Ogni sbarco dipende dalle condizioni meteorologiche, dalle onde e dall’esperienza di chi conosce la baia. Ancora prima di partire ci si rende conto che nel caso di Pit­cairn “remoto” non è un aggettivo metaforico, ma indica un problema logistico: l’orario dell’unica nave, il numero di posti a bordo, le condizioni dell’oceano e le decisioni che la riguardano, spesso prese da persone che stanno lontano.

Una storia da mito

Il resto del mondo, se mai ha sentito parlare di Pit­cairn, lo ha fatto per un evento leggendario e adottato dalla cultura pop. Nel 1789, a bordo del vascello britannico Bounty di ritorno da Tahiti, ci fu quella che è considerata la più famosa rivolta nella storia della navigazione.

Una parte dell’equipaggio, guidata dall’ufficiale Fletcher Christian, mise il capitano William Bligh e i marinai a lui fedeli su una barca e li abbandonò in mare aperto, mentre gli ammutinati tennero con loro sul Bounty una quindicina di abitanti di Tahiti e delle isole vicine.

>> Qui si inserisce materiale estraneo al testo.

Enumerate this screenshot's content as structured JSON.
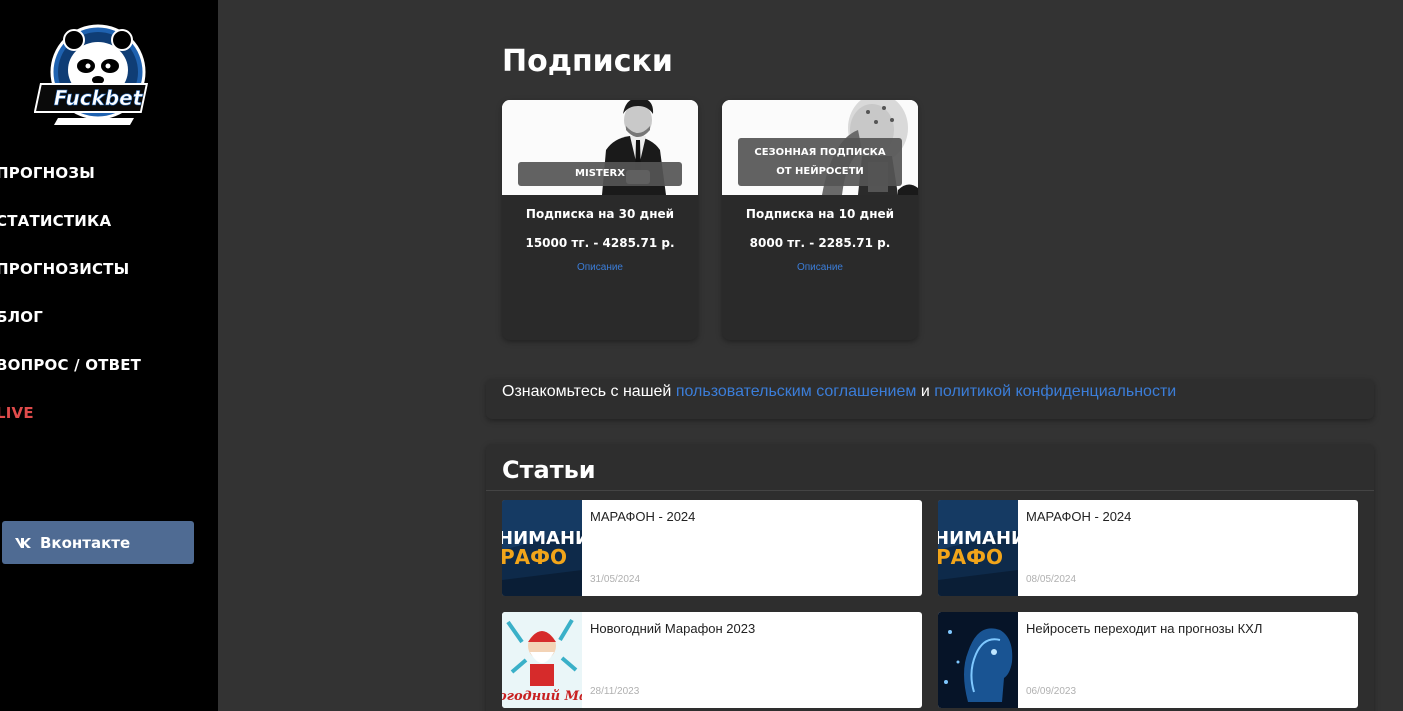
{
  "sidebar": {
    "logo_text": "Fuckbet",
    "nav": [
      {
        "label": "ПРОГНОЗЫ"
      },
      {
        "label": "СТАТИСТИКА"
      },
      {
        "label": "ПРОГНОЗИСТЫ"
      },
      {
        "label": "БЛОГ"
      },
      {
        "label": "ВОПРОС / ОТВЕТ"
      },
      {
        "label": "LIVE"
      }
    ],
    "vk_button": {
      "icon": "vk-icon",
      "label": "Вконтакте"
    }
  },
  "subscriptions": {
    "title": "Подписки",
    "cards": [
      {
        "badge": "MISTERX",
        "title": "Подписка на 30 дней",
        "price": "15000 тг. - 4285.71 р.",
        "link": "Описание"
      },
      {
        "badge_line1": "СЕЗОННАЯ ПОДПИСКА",
        "badge_line2": "ОТ НЕЙРОСЕТИ",
        "title": "Подписка на 10 дней",
        "price": "8000 тг. - 2285.71 р.",
        "link": "Описание"
      }
    ]
  },
  "agreement": {
    "prefix": "Ознакомьтесь с нашей",
    "link1": "пользовательским соглашением",
    "middle": "и",
    "link2": "политикой конфиденциальности"
  },
  "articles": {
    "title": "Статьи",
    "items": [
      {
        "title": "МАРАФОН - 2024",
        "date": "31/05/2024",
        "thumb_text_top": "НИМАНИ",
        "thumb_text_bottom": "РАФО"
      },
      {
        "title": "МАРАФОН - 2024",
        "date": "08/05/2024",
        "thumb_text_top": "НИМАНИ",
        "thumb_text_bottom": "РАФО"
      },
      {
        "title": "Новогодний Марафон 2023",
        "date": "28/11/2023",
        "thumb_text_bottom": "огодний Мара"
      },
      {
        "title": "Нейросеть переходит на прогнозы КХЛ",
        "date": "06/09/2023"
      }
    ]
  },
  "colors": {
    "sidebar_bg": "#000000",
    "main_bg": "#333333",
    "link": "#3b7dd8",
    "live": "#e04b4b",
    "vk_button": "#4f6b93"
  }
}
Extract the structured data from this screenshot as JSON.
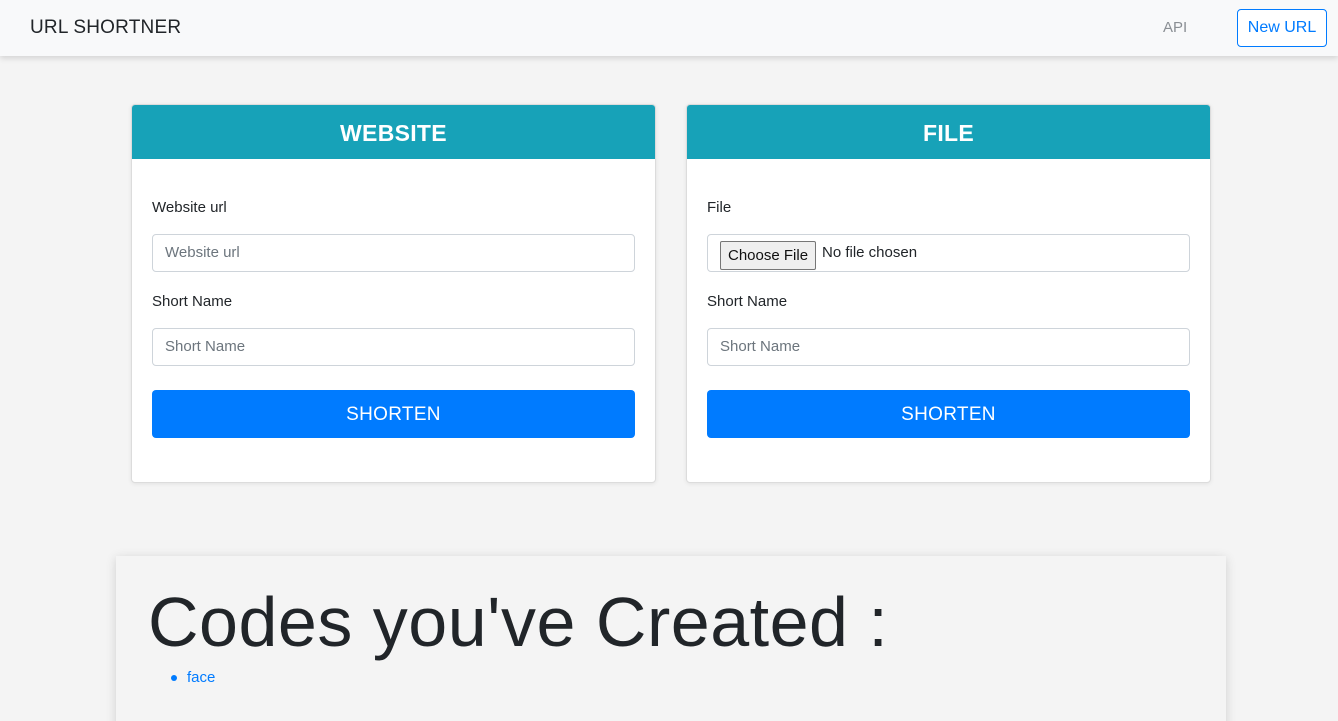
{
  "navbar": {
    "brand": "URL SHORTNER",
    "api_link": "API",
    "new_url_button": "New URL"
  },
  "website_card": {
    "title": "WEBSITE",
    "url_label": "Website url",
    "url_placeholder": "Website url",
    "short_name_label": "Short Name",
    "short_name_placeholder": "Short Name",
    "submit": "SHORTEN"
  },
  "file_card": {
    "title": "FILE",
    "file_label": "File",
    "choose_file": "Choose File",
    "no_file": "No file chosen",
    "short_name_label": "Short Name",
    "short_name_placeholder": "Short Name",
    "submit": "SHORTEN"
  },
  "codes": {
    "title": "Codes you've Created :",
    "items": [
      "face"
    ]
  },
  "colors": {
    "card_header": "#17a2b8",
    "primary": "#007bff",
    "background": "#f4f4f4"
  }
}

I ribelli e i tahitiani raggiunsero un’isola remota e disabitata: Pit­cairn. Bruciarono la nave (sigillando così l’irrevocabilità della decisione di ribellarsi: un reato per cui era prevista la pena di morte) e scomparvero dalle cronache europee per quasi vent’anni. Quando le navi europee navigando nel Pacifico s’imbatterono nell’insediamento di Pit­cairn, la maggior parte degli uomini che per primi avevano abitato l’isola era già morta e si scoprì che per anni quella comunità era stata segnata dalla violenza. Del gruppo dei ribelli n’era rimasto solo uno.

Gli attuali abitanti dell’isola sono i discendenti di quella comunità, formata dai ribelli del Bounty e da donne e uomini prelevati da Tahiti e da altre isole della Polinesia. Una storia che aveva tutti gli ingredienti per dare vita a un mito: il mare, l’ammutinamento, la fuga, la violenza, il mistero e una comunità nascosta agli occhi del mondo.

I romanzi, gli opuscoli dei missionari nell’ottocento e più tardi i film hollywoodiani – Gli ammutinati del Bounty, del 1935, con Clark Gable, e poi un altro film del 1962 con lo stesso titolo, con Marlon Brando nel ruolo dell’ufficiale Christian – hanno consolidato l’immagine di Pit­cairn come un paradiso perduto. Un luogo dove ricominciare da capo e fuggire dalla civiltà. Il tema del paradiso ha avuto particolare fortuna: la gente dell’isola era descritta come semplice, moralmente esemplare e non intaccata dalla corruzione del mondo moderno. Nei racconti dei missionari dell’ottocento Pit­cairn diventò una parabola biblica: proprio qui, dalla ribellione, dal peccato e dal caos, sarebbe nato l’ordine cristiano.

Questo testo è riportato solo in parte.